While browsing Hacker News, I stumbled upon a blog post by famous Martin Kleppmann. He was criticizing the distributed lock mechanism Redis was using, called Redlock, and arguing that it’s broken. “How can a lock mechanism be broken?” I thought. It should be as simple as locking a resource, CRUDing it, and then releasing the lock back. As it turns out, I was thinking on very simple terms. The reason lies with the lease.

Think about a worker (W1) coming into a data store with the intention of updating an entry. W1 makes a request to acquire a lock on the entry, so no other worker can come and CRUD an outdated version of it. Since there is no lock on the entry at that moment, data stores responds with an OK: W1 locks the entry for a limited amount of time (lease). Then, W1 had to pause due to a stop-the-world event. Kleppmann explains that this may happen due to garbage collectors or some other numerous reasons:

And if you’re feeling smug because your programming language runtime doesn’t have long GC pauses, there are many other reasons why your process might get paused. Maybe your process tried to read an address that is not yet loaded into memory, so it gets a page fault and is paused until the page is loaded from disk. Maybe your disk is actually EBS, and so reading a variable unwittingly turned into a synchronous network request over Amazon’s congested network. Maybe there are many other processes contending for CPU, and you hit a black node in your scheduler tree. Maybe someone accidentally sent SIGSTOP to the process. Whatever. Your processes will get paused.

In the case of such an event, the lock’s timeout (lease) can kick in and release the lock on the entry. At this point, W1 could not finish its job while still thinking it has the lock. At the same time, another worker (W2) comes in for the same entry and acquires the released lock. Now what? Two parallel workers has acquired a lock on the same entry. One is outdated based on the data store’s processes, of course; but there goes the lock mechanism: Your data may get corrupted or the workers may cause system errors when W1 tries to update entry after W2.

Kleppmann’s solution to this broken mechanism is mindblowingly simple: Incremental tokens.

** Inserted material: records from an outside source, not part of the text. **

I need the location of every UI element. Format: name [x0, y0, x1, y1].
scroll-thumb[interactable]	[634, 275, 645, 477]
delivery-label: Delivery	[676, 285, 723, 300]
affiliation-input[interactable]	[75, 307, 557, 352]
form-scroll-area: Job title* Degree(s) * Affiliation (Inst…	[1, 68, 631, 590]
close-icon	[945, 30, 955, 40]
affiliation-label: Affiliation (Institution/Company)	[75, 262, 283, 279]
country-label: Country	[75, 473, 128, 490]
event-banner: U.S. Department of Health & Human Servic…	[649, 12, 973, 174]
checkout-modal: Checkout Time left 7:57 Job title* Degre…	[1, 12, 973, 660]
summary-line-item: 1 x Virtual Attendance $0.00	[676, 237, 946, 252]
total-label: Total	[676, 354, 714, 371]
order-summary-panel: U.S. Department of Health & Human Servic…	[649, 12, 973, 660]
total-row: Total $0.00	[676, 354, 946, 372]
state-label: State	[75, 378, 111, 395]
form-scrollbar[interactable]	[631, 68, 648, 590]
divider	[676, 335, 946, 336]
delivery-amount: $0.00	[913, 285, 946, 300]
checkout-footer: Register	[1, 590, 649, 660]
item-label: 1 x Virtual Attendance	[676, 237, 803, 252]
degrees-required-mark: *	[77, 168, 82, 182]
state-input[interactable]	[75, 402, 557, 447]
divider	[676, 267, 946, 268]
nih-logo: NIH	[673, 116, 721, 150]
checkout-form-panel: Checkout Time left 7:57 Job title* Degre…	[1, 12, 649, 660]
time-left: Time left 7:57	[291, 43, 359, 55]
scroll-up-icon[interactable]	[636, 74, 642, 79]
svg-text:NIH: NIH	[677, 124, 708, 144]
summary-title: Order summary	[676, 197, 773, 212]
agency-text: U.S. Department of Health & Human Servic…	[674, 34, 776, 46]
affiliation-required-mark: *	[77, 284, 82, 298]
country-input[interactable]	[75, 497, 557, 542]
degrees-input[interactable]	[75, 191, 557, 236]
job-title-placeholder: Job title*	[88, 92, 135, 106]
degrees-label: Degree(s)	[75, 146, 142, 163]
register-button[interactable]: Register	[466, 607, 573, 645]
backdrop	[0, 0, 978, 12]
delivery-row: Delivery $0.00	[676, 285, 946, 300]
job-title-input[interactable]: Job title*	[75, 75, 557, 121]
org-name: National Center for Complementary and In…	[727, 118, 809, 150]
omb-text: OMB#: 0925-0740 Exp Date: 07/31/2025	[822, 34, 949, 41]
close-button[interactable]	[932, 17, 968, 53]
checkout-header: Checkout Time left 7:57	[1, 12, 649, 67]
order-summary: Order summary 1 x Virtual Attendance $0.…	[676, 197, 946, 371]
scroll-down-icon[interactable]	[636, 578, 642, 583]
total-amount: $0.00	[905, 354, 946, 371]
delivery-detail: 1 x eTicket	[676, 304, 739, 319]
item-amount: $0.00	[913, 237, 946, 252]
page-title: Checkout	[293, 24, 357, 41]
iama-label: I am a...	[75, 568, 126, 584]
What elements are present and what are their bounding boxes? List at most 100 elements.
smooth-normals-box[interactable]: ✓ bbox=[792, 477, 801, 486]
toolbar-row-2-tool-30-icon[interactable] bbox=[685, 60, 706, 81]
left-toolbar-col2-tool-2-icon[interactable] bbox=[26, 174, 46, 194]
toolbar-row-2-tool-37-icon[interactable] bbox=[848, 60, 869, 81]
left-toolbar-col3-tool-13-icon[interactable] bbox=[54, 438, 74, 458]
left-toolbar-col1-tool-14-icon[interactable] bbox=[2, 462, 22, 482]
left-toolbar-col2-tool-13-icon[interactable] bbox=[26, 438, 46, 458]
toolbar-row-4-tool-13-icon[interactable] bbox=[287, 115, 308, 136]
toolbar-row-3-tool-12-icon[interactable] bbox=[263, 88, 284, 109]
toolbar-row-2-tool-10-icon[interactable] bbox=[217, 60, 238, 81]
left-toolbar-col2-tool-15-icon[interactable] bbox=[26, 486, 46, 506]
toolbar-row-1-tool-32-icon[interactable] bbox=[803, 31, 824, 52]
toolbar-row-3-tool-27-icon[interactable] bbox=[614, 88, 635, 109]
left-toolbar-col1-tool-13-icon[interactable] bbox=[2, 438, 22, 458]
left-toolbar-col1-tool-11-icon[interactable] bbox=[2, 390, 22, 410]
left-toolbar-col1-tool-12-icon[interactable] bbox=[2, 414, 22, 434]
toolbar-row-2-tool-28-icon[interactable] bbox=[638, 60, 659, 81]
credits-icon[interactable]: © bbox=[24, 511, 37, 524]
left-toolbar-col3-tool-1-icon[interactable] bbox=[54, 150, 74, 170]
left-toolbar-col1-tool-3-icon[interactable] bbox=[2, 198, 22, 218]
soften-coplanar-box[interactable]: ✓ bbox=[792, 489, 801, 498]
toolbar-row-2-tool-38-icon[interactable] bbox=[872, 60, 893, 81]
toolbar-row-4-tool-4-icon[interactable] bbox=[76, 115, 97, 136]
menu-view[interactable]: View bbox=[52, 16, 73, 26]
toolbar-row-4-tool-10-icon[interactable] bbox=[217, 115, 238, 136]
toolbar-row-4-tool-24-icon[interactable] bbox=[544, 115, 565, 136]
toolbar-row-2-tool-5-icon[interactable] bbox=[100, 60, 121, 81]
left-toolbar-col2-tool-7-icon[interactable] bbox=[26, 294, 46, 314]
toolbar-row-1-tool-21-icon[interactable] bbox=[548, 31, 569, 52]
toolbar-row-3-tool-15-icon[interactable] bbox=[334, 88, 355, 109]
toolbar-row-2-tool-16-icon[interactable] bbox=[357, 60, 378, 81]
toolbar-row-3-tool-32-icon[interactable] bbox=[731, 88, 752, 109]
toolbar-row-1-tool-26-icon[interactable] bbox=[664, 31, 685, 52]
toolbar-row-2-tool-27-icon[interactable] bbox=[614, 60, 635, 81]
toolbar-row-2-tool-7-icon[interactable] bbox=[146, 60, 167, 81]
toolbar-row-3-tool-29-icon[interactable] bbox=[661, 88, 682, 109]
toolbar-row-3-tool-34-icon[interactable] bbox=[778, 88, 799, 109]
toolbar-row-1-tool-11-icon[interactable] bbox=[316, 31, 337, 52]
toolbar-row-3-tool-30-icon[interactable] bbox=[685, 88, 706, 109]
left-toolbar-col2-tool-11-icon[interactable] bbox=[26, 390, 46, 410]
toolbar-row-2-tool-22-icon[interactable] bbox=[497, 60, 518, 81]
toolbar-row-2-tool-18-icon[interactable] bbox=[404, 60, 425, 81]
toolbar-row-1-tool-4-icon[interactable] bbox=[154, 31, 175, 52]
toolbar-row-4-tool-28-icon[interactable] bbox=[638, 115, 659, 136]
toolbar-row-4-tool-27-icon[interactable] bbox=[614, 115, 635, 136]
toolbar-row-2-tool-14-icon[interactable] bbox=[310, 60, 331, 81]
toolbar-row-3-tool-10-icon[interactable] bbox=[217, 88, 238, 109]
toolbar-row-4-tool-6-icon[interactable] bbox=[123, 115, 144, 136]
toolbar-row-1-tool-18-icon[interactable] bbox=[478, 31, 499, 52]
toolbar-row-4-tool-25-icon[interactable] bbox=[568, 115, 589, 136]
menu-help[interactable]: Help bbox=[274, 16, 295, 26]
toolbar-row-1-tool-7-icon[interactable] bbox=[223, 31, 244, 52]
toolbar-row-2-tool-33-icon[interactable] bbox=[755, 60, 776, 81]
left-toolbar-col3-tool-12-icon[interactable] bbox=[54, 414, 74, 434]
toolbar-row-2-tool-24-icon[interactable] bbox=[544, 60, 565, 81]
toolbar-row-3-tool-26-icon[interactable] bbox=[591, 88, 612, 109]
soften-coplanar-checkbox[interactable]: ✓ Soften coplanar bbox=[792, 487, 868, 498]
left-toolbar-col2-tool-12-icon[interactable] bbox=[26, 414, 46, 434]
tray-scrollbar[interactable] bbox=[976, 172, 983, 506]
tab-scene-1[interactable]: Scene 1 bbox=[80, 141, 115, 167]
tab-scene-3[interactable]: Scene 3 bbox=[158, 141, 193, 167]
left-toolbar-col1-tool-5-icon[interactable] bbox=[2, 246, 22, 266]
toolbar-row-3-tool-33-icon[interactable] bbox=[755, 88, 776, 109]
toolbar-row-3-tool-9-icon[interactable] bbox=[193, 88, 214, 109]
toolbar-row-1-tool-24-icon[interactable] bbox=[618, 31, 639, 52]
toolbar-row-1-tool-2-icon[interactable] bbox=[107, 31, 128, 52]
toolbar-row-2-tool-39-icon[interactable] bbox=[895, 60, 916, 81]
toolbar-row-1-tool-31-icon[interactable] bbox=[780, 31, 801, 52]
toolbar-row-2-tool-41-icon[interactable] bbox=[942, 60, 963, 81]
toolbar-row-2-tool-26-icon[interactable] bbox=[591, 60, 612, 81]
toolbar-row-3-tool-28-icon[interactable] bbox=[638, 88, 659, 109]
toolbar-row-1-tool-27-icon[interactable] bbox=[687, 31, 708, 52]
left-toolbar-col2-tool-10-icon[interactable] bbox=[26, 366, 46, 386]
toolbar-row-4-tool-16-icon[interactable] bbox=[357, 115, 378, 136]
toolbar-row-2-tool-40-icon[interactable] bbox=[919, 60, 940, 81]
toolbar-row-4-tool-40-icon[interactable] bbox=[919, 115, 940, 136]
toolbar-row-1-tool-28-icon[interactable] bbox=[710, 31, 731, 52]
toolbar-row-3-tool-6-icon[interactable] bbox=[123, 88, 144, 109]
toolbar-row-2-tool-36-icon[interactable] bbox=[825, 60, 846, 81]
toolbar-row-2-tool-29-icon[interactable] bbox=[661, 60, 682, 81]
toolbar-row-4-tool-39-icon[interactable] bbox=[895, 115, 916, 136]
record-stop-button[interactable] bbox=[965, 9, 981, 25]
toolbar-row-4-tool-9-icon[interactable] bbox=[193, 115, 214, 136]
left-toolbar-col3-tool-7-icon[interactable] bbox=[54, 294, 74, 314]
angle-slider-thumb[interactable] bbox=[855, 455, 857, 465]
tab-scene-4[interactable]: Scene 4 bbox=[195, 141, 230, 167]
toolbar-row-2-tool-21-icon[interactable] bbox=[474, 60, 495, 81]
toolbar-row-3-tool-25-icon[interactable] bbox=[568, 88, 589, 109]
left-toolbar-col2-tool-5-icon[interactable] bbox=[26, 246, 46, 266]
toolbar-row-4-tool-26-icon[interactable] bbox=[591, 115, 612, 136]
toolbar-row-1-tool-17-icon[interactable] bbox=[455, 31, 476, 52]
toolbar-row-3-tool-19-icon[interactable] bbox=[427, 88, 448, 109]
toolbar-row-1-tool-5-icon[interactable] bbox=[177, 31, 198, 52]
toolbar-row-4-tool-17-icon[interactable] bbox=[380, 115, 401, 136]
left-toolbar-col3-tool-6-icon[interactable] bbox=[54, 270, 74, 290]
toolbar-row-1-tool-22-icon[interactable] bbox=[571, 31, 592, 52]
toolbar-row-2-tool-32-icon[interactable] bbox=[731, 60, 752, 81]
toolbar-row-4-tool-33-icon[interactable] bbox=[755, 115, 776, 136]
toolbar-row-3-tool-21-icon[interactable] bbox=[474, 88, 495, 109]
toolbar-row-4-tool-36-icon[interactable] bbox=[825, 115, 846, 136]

Whenever a worker acquires a lock, the data store provides a token with it. Following the same example above, let’s assume W1 comes in first to acquire the lock. The data store leases the lock to W1 with the token 41. Then a stop-the-world event happens to W1 and the lock has been released by the data store due to timeout. Remember that W1 still thinks it has the lock. Then W2 comes in to acquire the lock on the same entry. The data store leases the lock to W2 with the token 42. See? Incremental tokens. W2 finishes processing and requests a write back to the data store with the token 42. The data store accepts, because 42 is the latest token granted. Then the data store releases the lock on the entry. In the meantime, W1 also finishes processing and requests a write back. However, W1’s lock has the token 41. The data store, controlling its own state, rejects this request because the token is outdated. W1 cannot fulfill its job, however the data store keeps intact and consistent while and the system keeps running without crashing. W1 needs to handle the exception here, of course, but that’s not this post’s concern. Brilliantly simple.

PS: Quoting Kleppmann again on the subject of leasing:

The lock has a timeout (i.e. it is a lease), which is always a good idea (otherwise a crashed client could end up holding a lock forever and never releasing it).